Today is the 91st anniversary of the commencement of the Transcontinental Motor Convoy. The convoy was the first convoy across the Continental United States. It departed Washington, D C on July 7, 1919 and arrived in San Francisco on September 6.
An endeavor of this kind was important because armies move on roads.

One of the prominent leaders of the convoy was Lieutenant Colonel Dwight Eisenhower. Eisenhower who graduated West Point in 1915 never deployed overseas during World War I. He stayed stateside developing the use of armored Tanks for warfare. Eisenhower was third in command of the new Tanker Corps. During the War Eisenhower spent some time training and developing tanker tactics at Gettysburg, Pennsylvania. For a training ground he used the hallowed ground of the location of Pickett’s Charge on the Gettysburg battlefield.

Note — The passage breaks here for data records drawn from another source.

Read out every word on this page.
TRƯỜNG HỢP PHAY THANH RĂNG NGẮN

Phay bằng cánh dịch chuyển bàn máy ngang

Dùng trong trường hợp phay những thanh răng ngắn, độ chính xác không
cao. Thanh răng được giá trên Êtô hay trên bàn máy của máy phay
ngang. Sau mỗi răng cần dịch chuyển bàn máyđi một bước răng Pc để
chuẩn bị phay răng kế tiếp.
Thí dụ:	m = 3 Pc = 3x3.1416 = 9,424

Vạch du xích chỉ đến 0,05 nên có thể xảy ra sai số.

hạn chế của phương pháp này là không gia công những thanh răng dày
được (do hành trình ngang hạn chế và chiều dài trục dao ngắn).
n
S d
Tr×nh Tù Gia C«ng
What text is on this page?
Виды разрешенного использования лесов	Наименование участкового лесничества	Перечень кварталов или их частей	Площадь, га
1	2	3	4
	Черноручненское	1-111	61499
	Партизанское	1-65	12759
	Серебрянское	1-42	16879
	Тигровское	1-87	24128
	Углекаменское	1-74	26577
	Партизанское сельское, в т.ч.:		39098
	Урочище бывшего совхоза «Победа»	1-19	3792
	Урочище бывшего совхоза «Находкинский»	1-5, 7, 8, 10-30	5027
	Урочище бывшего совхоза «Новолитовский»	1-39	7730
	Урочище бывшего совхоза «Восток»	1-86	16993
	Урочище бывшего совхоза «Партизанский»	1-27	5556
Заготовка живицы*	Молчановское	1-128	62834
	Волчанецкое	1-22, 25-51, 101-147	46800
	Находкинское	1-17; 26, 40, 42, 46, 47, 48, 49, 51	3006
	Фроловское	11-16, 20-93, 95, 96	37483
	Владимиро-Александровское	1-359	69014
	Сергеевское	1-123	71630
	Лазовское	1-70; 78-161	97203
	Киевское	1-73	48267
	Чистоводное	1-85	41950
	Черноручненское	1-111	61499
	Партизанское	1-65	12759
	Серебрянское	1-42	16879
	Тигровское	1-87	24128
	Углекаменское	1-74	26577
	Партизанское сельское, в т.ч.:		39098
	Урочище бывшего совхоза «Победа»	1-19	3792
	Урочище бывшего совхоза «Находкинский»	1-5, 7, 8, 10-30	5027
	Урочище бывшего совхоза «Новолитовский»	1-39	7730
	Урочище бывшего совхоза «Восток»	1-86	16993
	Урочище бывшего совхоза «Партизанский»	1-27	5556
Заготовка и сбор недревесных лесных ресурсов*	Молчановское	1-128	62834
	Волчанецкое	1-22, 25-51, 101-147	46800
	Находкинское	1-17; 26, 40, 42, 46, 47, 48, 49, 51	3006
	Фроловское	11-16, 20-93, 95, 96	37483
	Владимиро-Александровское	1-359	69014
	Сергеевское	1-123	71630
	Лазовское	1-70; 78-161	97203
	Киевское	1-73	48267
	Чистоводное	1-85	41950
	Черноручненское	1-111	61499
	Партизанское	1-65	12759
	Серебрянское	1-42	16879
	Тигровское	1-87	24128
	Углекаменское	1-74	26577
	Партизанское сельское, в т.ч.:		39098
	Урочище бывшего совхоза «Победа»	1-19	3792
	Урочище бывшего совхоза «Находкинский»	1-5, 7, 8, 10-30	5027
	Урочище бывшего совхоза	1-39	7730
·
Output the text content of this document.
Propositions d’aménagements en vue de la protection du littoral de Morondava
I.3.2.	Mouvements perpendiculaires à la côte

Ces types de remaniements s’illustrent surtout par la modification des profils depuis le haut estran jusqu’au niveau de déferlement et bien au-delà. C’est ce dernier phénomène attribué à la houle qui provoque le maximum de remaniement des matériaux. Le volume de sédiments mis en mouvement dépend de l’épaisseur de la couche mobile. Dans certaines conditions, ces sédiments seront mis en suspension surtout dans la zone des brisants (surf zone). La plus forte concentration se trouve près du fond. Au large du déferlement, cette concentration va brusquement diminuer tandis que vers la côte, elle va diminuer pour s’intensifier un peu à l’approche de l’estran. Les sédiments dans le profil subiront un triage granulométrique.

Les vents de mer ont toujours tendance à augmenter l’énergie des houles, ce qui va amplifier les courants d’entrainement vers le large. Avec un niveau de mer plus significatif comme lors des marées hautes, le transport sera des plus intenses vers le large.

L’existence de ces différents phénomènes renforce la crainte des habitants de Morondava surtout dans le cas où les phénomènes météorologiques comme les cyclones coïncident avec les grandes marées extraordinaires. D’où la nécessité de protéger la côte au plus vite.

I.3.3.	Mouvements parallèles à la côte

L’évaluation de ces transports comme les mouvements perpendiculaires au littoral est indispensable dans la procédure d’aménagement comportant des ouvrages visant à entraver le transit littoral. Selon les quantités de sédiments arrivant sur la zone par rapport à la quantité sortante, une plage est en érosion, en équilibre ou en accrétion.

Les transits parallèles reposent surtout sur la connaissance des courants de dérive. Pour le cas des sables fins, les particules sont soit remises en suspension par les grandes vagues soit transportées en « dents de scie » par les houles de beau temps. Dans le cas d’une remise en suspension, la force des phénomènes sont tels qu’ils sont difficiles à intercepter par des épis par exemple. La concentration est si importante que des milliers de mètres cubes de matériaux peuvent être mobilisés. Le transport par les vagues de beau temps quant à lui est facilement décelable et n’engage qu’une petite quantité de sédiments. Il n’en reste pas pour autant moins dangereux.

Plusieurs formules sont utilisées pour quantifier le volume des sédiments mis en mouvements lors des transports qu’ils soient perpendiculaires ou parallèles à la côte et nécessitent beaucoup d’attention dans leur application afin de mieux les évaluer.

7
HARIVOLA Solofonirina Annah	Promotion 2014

Many years later Eisenhower and his wife Mamie purchased a farm home, at Gettysburg adjacent to the battlefield. The home on the farm was remodeled (actually rebuilt) during Eisenhower’s Presidency. The Eisenhowers never took up full time residency until 1961 after Ike left the Presidency. The Eisenhowers were married in 1916. The Gettysburg farm was the Eisenhowers first home.

During the convoy due to the poor highways and the heavy nature of the tanks, trucks, and other military equipment, if any rain or otherwise wet roads were encountered the convoy stopped. During the 1930s Eisenhower studied the German Autobahn.

During his career Ike learned the importance of good roads.

In his book, “At Ease Stories I Tell to Friends”, Ike relates how he came to think about and push for the establishment of the Interstate Highway System. BTW, “At Ease” is a great read. From the book:

“The old convoy had started me thinking about good, two-lane highways, but Germany had made me see the wisdom of broader ribbons across the land.”

“This was one of the things that I felt deeply about, and I made a personal and absolute decision to see that the nation would benefit by it.”

Happenstance is a great thing about history. There is little doubt that without the Eisenhower Interstate Highway System our nation and our commerce would not be what it is today.

The superhighways enabled suburbanization.

Given today’s current political environment, both the partisan gridlock in Congress and the bureaucracy’s inability to deal with large projects (think protecting borders, natural disasters, oil spills, that such a project could pass the Congress or be constructed in a fiscally responsible (large cost overruns) or timely way.